Shades of E.D. Hirsch in Cultural Literacy.
Intellect is community property and can be handed down. We all know what we mean by an intellectual tradition, localized here or there; but we do not speak of a 'tradition of intelligence,' for intelligence sprouts where it will and is spent day by day like income for incessant needs. Intelligence is the native ability of the creature to achieve its ends by varying the use of its powers - living, as we say, by its wits. Accordingly, we can distinguish the intelligent from the stupid throughout the scale of sentient beings: an intelligent, but not intellectual, dog or child; an intellectual, but not intelligent, bluestocking or university professor. Intelligence is by definition the protean faculty. We find it in a political move or in a work of art, in the performance of a football team or in a piece of repartee, none of which are specifically intellectual. And though Intellect neither implies nor precludes intelligence, two of its uses are - to make up for the lack of intelligence and to amplify the force of it by giving it quick recognition and embodiment.

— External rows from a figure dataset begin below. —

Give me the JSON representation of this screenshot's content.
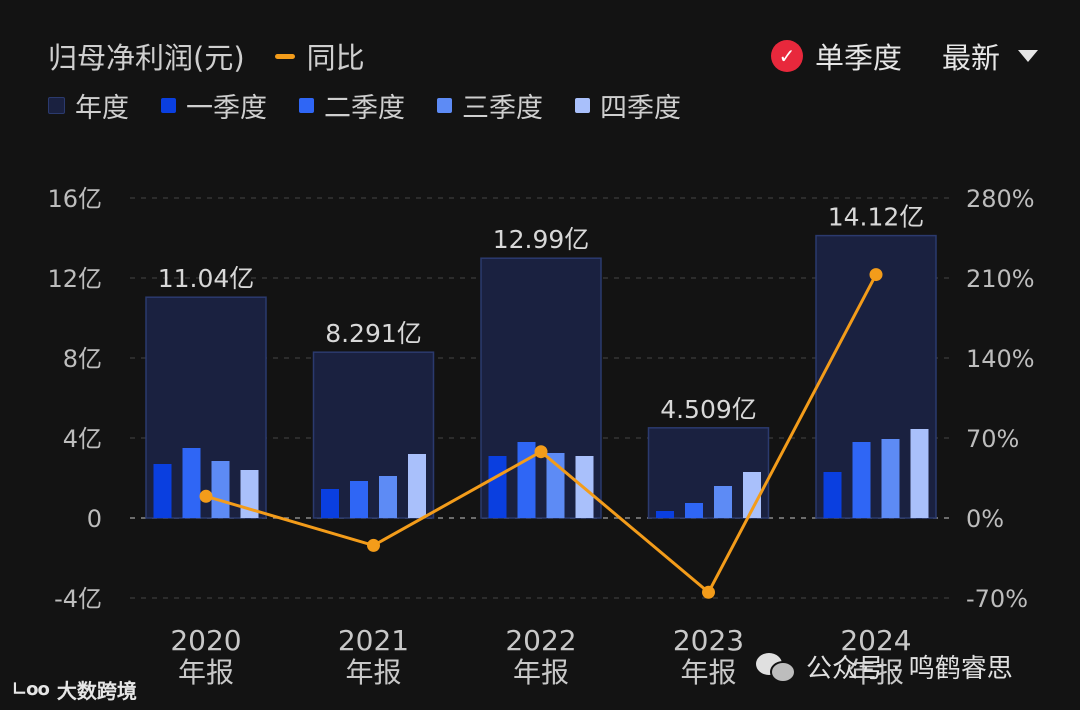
{
  "header": {
    "title": "归母净利润(元)",
    "yoy_label": "同比",
    "single_quarter_label": "单季度",
    "latest_label": "最新"
  },
  "legend": [
    {
      "label": "年度",
      "color": "#1a2140"
    },
    {
      "label": "一季度",
      "color": "#0a3fe0"
    },
    {
      "label": "二季度",
      "color": "#2f66f5"
    },
    {
      "label": "三季度",
      "color": "#5d8bf5"
    },
    {
      "label": "四季度",
      "color": "#a9c0fb"
    }
  ],
  "chart_data": {
    "type": "bar",
    "categories": [
      {
        "year": "2020",
        "suffix": "年报"
      },
      {
        "year": "2021",
        "suffix": "年报"
      },
      {
        "year": "2022",
        "suffix": "年报"
      },
      {
        "year": "2023",
        "suffix": "年报"
      },
      {
        "year": "2024",
        "suffix": "年报"
      }
    ],
    "annual": [
      11.04,
      8.291,
      12.99,
      4.509,
      14.12
    ],
    "annual_labels": [
      "11.04亿",
      "8.291亿",
      "12.99亿",
      "4.509亿",
      "14.12亿"
    ],
    "quarters": [
      [
        2.7,
        3.5,
        2.85,
        2.4
      ],
      [
        1.45,
        1.85,
        2.1,
        3.2
      ],
      [
        3.1,
        3.8,
        3.25,
        3.1
      ],
      [
        0.35,
        0.75,
        1.6,
        2.3
      ],
      [
        2.3,
        3.8,
        3.95,
        4.45
      ]
    ],
    "yoy": [
      19,
      -24,
      58,
      -65,
      213
    ],
    "y_left": {
      "min": -4,
      "max": 16,
      "ticks": [
        16,
        12,
        8,
        4,
        0,
        -4
      ],
      "tick_labels": [
        "16亿",
        "12亿",
        "8亿",
        "4亿",
        "0",
        "-4亿"
      ]
    },
    "y_right": {
      "min": -70,
      "max": 280,
      "ticks": [
        280,
        210,
        140,
        70,
        0,
        -70
      ],
      "tick_labels": [
        "280%",
        "210%",
        "140%",
        "70%",
        "0%",
        "-70%"
      ]
    },
    "colors": {
      "annual_fill": "#1a2140",
      "annual_stroke": "#2b3a6e",
      "q1": "#0a3fe0",
      "q2": "#2f66f5",
      "q3": "#5d8bf5",
      "q4": "#a9c0fb",
      "line": "#f39c1a",
      "grid": "#3c3c3c"
    }
  },
  "watermark": {
    "right_text": "公众号 · 鸣鹤睿思",
    "left_logo": "∟oo",
    "left_text": "大数跨境"
  }
}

For intelligence wherever found is an individual and private possession; it dies with the owner unless he embodies it in more or less lasting form. Intellect is on the contrary a product of social effort and an acquirement. A man cannot help being intelligent, but he can easily help becoming an intellectual. Intellect is an institution; it stands up as it were by itself, apart from possessors of intelligence, even though they alone could rebuild it if it should be destroyed.